Kurze Info an diejenigen, die auf Teneriffa mit einer Angellizenz angeln möchten und im Südwesten wohnen: Es gibt das Angelsportgeschäft Sayo Sport an zwei Standorten -> Calle Charfa, 38679 Adeje / Av. de Fernando Salazar Gonzalez 24, 38631 Arona. Dort zeigt man seinen Personalausweis, zahlt 25 Euro (Angelschein Klasse 3: Meeresangeln vom Land aus - gilt wohl auch für das Angeln vom Boot aus ohne Schleppfischen/Trolling) und nach spätestens 24 Stunden kann man sich den Angelschein im Laden abholen.

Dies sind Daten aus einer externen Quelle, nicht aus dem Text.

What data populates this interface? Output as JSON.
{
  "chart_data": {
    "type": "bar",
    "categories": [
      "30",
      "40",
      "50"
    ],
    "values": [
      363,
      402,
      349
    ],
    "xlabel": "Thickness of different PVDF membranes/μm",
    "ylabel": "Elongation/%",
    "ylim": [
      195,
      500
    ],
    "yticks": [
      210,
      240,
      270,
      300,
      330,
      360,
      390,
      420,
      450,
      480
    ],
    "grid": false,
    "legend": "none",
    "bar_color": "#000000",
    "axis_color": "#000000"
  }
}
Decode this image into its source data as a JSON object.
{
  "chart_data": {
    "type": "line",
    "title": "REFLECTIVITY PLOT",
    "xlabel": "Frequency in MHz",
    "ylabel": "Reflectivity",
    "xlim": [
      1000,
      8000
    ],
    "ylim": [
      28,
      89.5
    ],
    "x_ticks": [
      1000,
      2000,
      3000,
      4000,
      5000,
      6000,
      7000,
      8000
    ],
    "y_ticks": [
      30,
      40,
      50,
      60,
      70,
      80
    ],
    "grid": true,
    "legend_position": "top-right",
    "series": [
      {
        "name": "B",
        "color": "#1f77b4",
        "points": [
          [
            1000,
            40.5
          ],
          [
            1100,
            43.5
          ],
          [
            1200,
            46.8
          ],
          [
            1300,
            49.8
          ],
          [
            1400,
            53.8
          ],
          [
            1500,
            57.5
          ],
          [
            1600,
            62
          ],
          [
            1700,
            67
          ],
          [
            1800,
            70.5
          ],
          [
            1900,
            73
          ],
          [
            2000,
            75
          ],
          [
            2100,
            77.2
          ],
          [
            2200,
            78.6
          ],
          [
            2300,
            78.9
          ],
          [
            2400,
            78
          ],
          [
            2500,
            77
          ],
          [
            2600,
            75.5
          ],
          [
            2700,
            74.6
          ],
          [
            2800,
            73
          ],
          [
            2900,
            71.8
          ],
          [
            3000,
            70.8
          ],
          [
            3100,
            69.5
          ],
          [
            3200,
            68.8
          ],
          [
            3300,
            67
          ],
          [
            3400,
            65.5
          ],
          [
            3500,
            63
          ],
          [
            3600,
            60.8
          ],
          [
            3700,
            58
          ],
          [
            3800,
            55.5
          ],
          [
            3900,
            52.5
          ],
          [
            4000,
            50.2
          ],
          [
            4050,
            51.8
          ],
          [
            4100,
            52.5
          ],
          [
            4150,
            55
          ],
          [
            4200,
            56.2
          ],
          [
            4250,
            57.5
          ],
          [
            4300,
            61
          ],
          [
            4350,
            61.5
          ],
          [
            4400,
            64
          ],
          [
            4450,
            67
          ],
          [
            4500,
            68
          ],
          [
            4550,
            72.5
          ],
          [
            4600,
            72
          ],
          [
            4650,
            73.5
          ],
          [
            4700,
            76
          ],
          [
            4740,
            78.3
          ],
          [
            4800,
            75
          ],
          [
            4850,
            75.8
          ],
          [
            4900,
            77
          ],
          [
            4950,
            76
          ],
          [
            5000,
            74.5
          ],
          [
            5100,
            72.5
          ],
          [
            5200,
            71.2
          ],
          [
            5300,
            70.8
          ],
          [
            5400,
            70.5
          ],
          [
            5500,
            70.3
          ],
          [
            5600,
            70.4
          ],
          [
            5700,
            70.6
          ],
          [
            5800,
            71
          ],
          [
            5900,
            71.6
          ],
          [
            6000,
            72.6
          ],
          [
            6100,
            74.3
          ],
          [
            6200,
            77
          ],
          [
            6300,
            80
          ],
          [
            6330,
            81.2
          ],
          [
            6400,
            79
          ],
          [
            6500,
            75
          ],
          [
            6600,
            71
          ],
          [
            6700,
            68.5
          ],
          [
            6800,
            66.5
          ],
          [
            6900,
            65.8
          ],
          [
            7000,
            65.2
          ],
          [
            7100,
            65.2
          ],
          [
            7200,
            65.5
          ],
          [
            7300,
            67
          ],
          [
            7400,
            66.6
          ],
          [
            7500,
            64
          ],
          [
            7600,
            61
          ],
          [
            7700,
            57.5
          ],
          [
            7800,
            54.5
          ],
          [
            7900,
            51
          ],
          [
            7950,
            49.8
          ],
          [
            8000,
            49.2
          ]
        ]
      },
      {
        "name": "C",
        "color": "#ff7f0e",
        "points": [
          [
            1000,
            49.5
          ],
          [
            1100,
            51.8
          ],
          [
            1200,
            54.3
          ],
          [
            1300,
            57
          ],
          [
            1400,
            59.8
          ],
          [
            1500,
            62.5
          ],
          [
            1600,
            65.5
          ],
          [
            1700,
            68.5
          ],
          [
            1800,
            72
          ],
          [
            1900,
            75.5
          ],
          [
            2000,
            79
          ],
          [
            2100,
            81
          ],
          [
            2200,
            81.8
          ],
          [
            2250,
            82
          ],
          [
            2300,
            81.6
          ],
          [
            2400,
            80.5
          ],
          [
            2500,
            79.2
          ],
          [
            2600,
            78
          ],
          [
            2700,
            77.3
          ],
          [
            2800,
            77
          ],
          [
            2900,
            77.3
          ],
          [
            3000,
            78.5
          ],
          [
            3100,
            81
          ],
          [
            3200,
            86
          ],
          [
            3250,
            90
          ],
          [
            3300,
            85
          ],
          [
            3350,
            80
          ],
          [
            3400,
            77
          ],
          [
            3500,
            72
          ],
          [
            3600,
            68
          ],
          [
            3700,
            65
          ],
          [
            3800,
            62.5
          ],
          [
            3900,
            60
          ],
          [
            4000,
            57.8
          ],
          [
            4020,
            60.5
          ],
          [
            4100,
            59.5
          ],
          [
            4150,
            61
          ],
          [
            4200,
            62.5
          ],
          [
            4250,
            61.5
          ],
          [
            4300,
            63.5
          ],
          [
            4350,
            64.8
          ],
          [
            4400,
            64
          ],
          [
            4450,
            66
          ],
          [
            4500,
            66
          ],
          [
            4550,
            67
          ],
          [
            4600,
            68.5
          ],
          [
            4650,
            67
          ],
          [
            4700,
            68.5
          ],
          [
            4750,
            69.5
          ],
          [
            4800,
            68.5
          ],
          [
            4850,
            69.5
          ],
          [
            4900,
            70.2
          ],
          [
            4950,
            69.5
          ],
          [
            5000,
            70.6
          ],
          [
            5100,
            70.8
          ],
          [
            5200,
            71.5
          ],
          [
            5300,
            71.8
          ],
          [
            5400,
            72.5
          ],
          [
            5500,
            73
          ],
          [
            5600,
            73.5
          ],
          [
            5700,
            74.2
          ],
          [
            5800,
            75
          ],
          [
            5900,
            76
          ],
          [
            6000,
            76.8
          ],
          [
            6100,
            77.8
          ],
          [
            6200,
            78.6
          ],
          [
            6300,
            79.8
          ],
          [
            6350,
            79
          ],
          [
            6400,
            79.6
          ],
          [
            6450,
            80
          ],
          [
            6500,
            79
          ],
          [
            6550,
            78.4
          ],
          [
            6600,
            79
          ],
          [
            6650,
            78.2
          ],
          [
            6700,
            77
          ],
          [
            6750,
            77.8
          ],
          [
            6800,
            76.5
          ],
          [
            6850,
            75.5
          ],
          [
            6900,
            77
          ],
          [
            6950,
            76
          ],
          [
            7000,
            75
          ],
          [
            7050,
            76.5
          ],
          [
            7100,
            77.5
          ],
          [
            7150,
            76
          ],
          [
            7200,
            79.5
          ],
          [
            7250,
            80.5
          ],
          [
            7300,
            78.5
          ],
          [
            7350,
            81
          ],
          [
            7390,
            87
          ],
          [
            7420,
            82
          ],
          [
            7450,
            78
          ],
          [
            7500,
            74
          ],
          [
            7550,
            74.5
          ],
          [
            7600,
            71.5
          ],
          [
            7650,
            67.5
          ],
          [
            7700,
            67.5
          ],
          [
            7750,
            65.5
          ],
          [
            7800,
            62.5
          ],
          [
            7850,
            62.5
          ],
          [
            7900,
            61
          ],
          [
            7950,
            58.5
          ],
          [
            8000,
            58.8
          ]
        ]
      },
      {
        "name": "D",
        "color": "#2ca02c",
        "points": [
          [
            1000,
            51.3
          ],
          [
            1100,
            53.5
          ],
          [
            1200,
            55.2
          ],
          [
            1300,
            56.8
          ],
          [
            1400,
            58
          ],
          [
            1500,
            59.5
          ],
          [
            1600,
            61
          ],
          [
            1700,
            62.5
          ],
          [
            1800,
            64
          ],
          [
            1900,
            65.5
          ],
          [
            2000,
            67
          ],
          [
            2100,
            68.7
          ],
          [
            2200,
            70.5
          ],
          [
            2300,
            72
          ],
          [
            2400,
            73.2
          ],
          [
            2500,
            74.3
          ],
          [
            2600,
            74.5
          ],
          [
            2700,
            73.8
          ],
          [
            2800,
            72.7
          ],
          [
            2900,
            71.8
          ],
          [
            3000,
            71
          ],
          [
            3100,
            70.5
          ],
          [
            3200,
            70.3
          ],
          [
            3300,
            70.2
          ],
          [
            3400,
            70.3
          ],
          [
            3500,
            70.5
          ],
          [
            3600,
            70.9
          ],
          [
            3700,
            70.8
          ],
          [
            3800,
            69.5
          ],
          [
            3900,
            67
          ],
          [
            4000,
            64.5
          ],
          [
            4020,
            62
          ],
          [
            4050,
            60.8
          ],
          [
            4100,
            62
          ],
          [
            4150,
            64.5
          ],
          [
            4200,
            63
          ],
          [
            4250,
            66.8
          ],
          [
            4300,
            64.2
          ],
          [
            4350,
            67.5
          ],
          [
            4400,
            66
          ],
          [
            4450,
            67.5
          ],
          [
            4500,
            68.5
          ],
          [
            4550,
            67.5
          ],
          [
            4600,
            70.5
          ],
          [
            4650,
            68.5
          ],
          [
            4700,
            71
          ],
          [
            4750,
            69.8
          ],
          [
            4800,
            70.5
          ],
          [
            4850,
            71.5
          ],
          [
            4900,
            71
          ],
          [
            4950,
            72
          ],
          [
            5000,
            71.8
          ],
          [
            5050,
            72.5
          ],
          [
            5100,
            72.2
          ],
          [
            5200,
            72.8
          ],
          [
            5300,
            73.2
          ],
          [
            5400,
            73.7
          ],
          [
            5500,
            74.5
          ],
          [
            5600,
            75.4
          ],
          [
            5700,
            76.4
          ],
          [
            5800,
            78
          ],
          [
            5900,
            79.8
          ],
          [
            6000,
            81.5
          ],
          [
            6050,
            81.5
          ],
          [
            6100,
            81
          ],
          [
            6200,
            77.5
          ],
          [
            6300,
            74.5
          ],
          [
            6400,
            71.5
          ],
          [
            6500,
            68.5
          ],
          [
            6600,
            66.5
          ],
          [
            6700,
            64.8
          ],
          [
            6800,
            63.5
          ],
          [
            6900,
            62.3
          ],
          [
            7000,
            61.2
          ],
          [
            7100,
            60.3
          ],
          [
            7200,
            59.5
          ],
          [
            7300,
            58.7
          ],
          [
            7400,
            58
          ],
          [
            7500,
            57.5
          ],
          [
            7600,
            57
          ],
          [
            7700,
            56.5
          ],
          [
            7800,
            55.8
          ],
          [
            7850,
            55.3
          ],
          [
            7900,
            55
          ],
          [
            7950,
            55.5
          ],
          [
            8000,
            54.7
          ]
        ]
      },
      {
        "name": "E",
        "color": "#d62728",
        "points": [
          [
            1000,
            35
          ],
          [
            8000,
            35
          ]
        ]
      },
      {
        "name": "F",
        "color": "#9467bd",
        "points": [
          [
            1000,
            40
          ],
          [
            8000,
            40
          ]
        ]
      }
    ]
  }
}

Die normale Gebühr für die Lizenz der Klasse 3 beträgt derzeit ca. 16 Euro - für seine Arbeit möchte der Angelladen ja auch etwas haben - hierdurch erspart man sich aber die Hin-/Rückfahrt zur Fischereibehörde und die Prozedur mit der Bankeinzahlung. Man kann mit dem Angelgeschäft auch über Facebook kommunizieren (Sayo Sport). Ich habe dieses - dank des Google Translators-  gemacht und hatte nach drei Minuten schon eine Antwort. Ich kenne persönlich nur das Geschäft in Adeje - hier wurde ich sehr freundlich behandelt (Englischkenntnisse sind von Vorteil, oder man nutzt den Google Translator) und das Angelsortiment war gut sortiert und nach meiner Einschätzung recht professionell. Schönen Urlaub!


----------



## snow21 (24. August 2019)

dank dir für den tipp


----------